Лиса ушла, но Кайданову торопиться было некуда. Если честно, ему просто некуда было идти, но, главное, незачем. Пока она была рядом, ему вполне удавалось держать себя в руках, но, как только Алиса ушла, все, что Герман тщательно прятал от нее, а значит, и от себя тоже, разом обрело свободу. И если попытаться сформулировать то, что он сейчас чувствовал, то самым подходящим определением для этого было бы слово "обреченность".

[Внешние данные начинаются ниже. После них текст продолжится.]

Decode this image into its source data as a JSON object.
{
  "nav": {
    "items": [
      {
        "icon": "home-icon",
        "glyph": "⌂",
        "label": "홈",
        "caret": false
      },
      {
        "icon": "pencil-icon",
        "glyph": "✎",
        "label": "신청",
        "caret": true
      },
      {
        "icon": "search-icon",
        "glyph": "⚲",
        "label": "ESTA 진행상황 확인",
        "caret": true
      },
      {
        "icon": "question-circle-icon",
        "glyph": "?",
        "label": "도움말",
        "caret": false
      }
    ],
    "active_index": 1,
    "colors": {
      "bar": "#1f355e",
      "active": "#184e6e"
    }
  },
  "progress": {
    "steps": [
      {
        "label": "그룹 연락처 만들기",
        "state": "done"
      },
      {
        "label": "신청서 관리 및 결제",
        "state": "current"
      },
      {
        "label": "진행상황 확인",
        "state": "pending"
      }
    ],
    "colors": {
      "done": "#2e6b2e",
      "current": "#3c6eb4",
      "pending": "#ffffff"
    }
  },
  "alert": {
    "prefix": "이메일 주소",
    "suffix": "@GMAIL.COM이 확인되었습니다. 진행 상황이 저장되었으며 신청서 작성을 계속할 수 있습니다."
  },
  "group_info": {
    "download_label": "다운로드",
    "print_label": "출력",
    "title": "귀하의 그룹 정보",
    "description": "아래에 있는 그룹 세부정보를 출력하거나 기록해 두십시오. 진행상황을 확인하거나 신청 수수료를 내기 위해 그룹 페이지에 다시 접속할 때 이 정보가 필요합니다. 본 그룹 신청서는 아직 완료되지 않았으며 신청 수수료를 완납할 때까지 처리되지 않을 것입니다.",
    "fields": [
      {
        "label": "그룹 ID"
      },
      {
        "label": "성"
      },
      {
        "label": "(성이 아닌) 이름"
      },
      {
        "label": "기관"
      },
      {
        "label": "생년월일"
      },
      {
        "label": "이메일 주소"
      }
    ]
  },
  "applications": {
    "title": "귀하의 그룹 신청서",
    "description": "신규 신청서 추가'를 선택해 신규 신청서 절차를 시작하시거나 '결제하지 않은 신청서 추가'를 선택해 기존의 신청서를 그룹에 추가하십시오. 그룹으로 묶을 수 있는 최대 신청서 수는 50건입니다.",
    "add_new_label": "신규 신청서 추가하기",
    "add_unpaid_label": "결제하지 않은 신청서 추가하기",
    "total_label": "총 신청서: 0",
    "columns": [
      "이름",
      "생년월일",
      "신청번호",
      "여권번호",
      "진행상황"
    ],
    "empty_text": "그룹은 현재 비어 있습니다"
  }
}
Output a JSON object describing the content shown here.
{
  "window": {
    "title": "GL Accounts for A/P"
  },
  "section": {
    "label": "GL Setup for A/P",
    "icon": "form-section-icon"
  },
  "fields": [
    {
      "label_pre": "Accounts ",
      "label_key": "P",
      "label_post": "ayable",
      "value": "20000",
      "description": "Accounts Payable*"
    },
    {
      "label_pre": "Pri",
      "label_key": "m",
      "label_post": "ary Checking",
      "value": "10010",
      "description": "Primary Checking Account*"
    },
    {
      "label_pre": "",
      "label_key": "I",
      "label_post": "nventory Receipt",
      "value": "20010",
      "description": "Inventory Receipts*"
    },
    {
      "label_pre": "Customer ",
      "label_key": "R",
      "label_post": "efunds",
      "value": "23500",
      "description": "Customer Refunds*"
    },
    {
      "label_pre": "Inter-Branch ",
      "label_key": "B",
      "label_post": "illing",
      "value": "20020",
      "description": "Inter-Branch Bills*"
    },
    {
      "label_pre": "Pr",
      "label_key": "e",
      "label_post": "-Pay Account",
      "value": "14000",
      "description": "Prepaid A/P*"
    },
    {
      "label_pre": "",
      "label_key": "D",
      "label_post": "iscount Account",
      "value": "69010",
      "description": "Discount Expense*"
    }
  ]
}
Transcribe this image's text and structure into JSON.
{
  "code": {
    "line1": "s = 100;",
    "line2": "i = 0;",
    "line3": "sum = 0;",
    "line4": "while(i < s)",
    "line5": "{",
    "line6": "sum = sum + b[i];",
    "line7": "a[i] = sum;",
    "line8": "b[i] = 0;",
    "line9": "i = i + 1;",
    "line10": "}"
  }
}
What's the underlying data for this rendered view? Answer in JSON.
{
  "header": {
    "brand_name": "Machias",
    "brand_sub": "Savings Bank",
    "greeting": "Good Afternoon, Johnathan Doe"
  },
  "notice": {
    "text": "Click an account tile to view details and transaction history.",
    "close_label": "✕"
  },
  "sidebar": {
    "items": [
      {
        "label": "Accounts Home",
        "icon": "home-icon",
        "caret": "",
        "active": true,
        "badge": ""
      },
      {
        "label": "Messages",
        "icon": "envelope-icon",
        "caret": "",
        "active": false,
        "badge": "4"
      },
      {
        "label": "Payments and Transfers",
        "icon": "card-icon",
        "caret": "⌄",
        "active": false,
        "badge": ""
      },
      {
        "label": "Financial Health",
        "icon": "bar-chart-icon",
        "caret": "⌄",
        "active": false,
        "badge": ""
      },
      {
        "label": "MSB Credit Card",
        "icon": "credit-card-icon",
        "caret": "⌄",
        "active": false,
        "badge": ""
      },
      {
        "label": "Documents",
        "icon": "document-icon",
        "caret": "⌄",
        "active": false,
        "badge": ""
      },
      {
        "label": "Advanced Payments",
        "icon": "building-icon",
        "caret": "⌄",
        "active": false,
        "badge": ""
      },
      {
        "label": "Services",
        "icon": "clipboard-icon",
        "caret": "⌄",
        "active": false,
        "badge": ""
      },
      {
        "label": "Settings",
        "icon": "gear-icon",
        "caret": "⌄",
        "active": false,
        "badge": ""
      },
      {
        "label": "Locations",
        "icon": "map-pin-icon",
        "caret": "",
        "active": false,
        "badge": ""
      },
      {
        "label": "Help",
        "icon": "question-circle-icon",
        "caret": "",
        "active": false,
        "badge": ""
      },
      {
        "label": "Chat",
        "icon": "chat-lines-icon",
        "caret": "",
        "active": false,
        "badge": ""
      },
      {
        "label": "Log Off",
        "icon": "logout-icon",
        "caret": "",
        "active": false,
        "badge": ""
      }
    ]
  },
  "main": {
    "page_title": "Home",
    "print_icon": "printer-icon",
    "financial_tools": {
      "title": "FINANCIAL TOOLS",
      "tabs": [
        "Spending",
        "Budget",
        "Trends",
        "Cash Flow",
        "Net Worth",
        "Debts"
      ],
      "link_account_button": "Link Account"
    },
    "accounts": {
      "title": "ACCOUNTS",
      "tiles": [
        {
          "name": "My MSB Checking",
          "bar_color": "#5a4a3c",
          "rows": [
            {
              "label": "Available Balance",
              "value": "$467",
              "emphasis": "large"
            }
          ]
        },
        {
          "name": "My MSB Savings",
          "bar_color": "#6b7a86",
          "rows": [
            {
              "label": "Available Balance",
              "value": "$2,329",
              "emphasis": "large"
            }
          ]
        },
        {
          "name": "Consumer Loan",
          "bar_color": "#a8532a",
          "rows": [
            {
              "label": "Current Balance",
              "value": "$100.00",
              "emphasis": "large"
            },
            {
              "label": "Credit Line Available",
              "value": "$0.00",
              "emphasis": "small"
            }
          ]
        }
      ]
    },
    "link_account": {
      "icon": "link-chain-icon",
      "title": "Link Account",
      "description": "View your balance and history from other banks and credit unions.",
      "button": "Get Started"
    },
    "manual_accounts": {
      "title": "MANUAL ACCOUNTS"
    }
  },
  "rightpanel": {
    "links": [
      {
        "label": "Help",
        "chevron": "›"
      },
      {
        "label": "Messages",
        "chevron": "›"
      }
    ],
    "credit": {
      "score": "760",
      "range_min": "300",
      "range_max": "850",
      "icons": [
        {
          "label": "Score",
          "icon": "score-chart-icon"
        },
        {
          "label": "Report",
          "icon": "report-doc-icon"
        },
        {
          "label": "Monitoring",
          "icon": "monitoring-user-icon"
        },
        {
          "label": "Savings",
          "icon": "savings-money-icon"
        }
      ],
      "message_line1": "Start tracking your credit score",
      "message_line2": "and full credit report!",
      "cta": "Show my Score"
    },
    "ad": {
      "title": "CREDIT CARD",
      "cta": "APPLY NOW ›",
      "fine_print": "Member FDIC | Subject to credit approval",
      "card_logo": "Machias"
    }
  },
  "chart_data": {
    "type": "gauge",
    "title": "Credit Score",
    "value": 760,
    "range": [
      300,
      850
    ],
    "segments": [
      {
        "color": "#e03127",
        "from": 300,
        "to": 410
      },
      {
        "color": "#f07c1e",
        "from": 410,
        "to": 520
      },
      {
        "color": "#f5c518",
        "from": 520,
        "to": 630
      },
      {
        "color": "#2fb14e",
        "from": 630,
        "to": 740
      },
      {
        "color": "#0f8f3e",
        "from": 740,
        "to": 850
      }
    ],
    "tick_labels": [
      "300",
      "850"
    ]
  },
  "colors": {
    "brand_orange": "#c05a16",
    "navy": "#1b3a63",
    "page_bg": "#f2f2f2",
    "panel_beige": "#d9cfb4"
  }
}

Это был конец. Ни о каком начале – чтобы там ни плел старый дурак Иаков – не могло быть и речи, потому что не с чего было начинать. Сегодня рухнуло все, чем Кайданов жил, что составляло стержень и смысл его существования, даже если сам он прежде об этом не задумывался. Кто же думает о сердце, пока оно исправно качает кровь? Абсурд! Но сейчас, бродя по городу, который на поверку оказался просто огромным, встречая множество странных людей, с которыми не мог и не хотел говорить, Кайданов смог наконец осознать весь ужас того, что открылось ему в разговоре со стариком, и оценить, глядя, как бы со стороны, истинные размеры произошедшей с ним катастрофы. В одночасье он потерял все: родину, дом, даже собственное имя, превратившись из гражданина, ученого, члена общества в бесправного изгоя, объявленного к тому же вне закона. Конечно, он не был первым, на чью долю выпали такие испытания. Но дела Кайданова, личные его дела обстояли даже хуже, чем у многих и многих несчастных, хотя бы, потому что он не мог – даже если бы захотел – предать, скажем, свою родину и стать новым "власовцем". С той стороны границы, как он теперь знал, дела обстояли не лучше, а возможно, даже и хуже. Ведь там он был еще и чужим. Оставалась, правда, одна маленькая лазейка в той стене, что выросла вдруг между ним и другими – обычными – людьми. Он мог закрыть глаза на жестокую правду того кошмарного мира, в котором неожиданно для самого себя оказался, на всю подлость того, что, оказывается, творилось вокруг него уже не первый год, и найти способ предложить свои услуги "родной коммунистической партии". Все-таки Кайданов, как ни крути, был кандидатом наук, мог бы и пригодиться. Вот только даже думать о таком, было противно. Это было, как сдаться немцам и, спасая свою шкуру, пойти служить расстрельщиком в зондеркоманду. Однако, если не это, то, что ему, собственно, оставалось? Уйти в тайгу? Куда-нибудь в глухие места, которых достаточно еще оставалось и на Русском севере и за Уралом, и прятаться там, надеясь, что на его заимку не наткнутся сдуру какие-нибудь геологи, которые отправляются в путь за туманом, а не за длинным рублем? И это жизнь?! Но если не это, тогда что? Жалкое прозябанье в подполье, которого, впрочем, как сказал старик, на самом деле не существовало, и которое еще только предстояло создать, потому что даже с его, Германа, новыми талантами, в одиночку на нелегальном положении долго не продержаться, ни здесь, ни там. Нигде.